How do you see timer core or workqueue core then ? Why do they make
sure they don't end up calling user's function once we ask them not to
?

And also scheduler's own util update mechanism, the exact thing
happens there. Users (cpufreq governors) call
cpufreq_add_update_util_hook() and cpufreq_remove_update_util_hook()
to pass their own data structure "struct update_util_data", which has
ia callback within. This is what happens from scheduler's context in
those cases.

static inline void cpufreq_update_util(struct rq *rq, unsigned int flags)
{
struct update_util_data *data;

data = rcu_dereference_sched(*per_cpu_ptr(&cpufreq_update_util_data,
cpu_of(rq)));
if (data)
data->func(data, rq_clock(rq), flags);
}

Also note that some kind of synchronisation mechanism is indeed
required between topology_set_scale_freq_source() and
topology_clear_scale_freq_source(), there is no race there today,
sure, but this is an API which is made generic.

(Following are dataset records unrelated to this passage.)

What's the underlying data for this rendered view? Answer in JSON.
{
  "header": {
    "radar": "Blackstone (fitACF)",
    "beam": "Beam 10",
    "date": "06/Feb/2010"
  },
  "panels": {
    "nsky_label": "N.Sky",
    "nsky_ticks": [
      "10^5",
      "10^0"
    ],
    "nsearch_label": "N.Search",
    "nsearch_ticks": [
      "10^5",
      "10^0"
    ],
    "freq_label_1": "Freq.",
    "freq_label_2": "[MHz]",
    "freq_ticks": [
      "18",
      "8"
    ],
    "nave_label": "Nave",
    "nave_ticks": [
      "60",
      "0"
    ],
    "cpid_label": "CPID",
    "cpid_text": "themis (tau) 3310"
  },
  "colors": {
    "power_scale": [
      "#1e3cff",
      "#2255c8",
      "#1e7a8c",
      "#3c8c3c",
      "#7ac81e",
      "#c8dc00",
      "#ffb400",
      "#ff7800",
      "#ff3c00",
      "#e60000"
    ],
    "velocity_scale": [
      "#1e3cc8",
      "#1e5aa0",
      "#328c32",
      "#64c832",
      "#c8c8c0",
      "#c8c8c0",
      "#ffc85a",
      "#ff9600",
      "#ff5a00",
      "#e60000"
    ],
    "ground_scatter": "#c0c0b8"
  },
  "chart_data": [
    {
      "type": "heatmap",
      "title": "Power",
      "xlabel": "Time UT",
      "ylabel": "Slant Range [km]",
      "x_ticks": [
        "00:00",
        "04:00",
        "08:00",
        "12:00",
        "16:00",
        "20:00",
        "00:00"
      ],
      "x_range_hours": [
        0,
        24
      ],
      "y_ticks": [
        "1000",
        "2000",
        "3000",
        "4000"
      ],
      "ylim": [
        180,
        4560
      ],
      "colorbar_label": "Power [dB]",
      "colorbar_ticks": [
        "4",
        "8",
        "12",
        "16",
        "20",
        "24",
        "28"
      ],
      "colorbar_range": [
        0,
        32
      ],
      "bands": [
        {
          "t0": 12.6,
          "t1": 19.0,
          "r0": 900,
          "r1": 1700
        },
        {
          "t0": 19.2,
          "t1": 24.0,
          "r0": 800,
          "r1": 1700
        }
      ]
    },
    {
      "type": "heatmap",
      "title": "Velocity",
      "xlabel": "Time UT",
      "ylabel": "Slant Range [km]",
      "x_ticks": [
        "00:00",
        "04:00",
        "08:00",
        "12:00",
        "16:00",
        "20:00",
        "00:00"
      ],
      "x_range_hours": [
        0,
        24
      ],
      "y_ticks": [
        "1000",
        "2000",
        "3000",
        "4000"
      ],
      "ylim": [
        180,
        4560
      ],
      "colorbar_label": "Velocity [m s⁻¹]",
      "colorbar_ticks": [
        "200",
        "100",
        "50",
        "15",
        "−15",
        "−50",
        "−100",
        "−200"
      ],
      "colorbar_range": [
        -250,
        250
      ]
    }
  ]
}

> Even if we would want to keep drivers from shooting themselves in the
> foot, I would prefer we postpone it until we have more users for this,
> before we add any synchronisation mechanisms to functionality called
> on the tick.

The rcu mechanism is very much used in the scheduler itself because it
is lightweight. Honestly I don't even see any other way (w.r.t.
locking) users can fix it at their end. They don't know which was the
last tick that used their callback.

> Let's see if there's a less invasive solution to fix CPPC for now, what
> do you think?

For me, this change is required in the API despite how CPPC ends up
using it. Else we are failing at defining the API itself IMHO.

--
viresh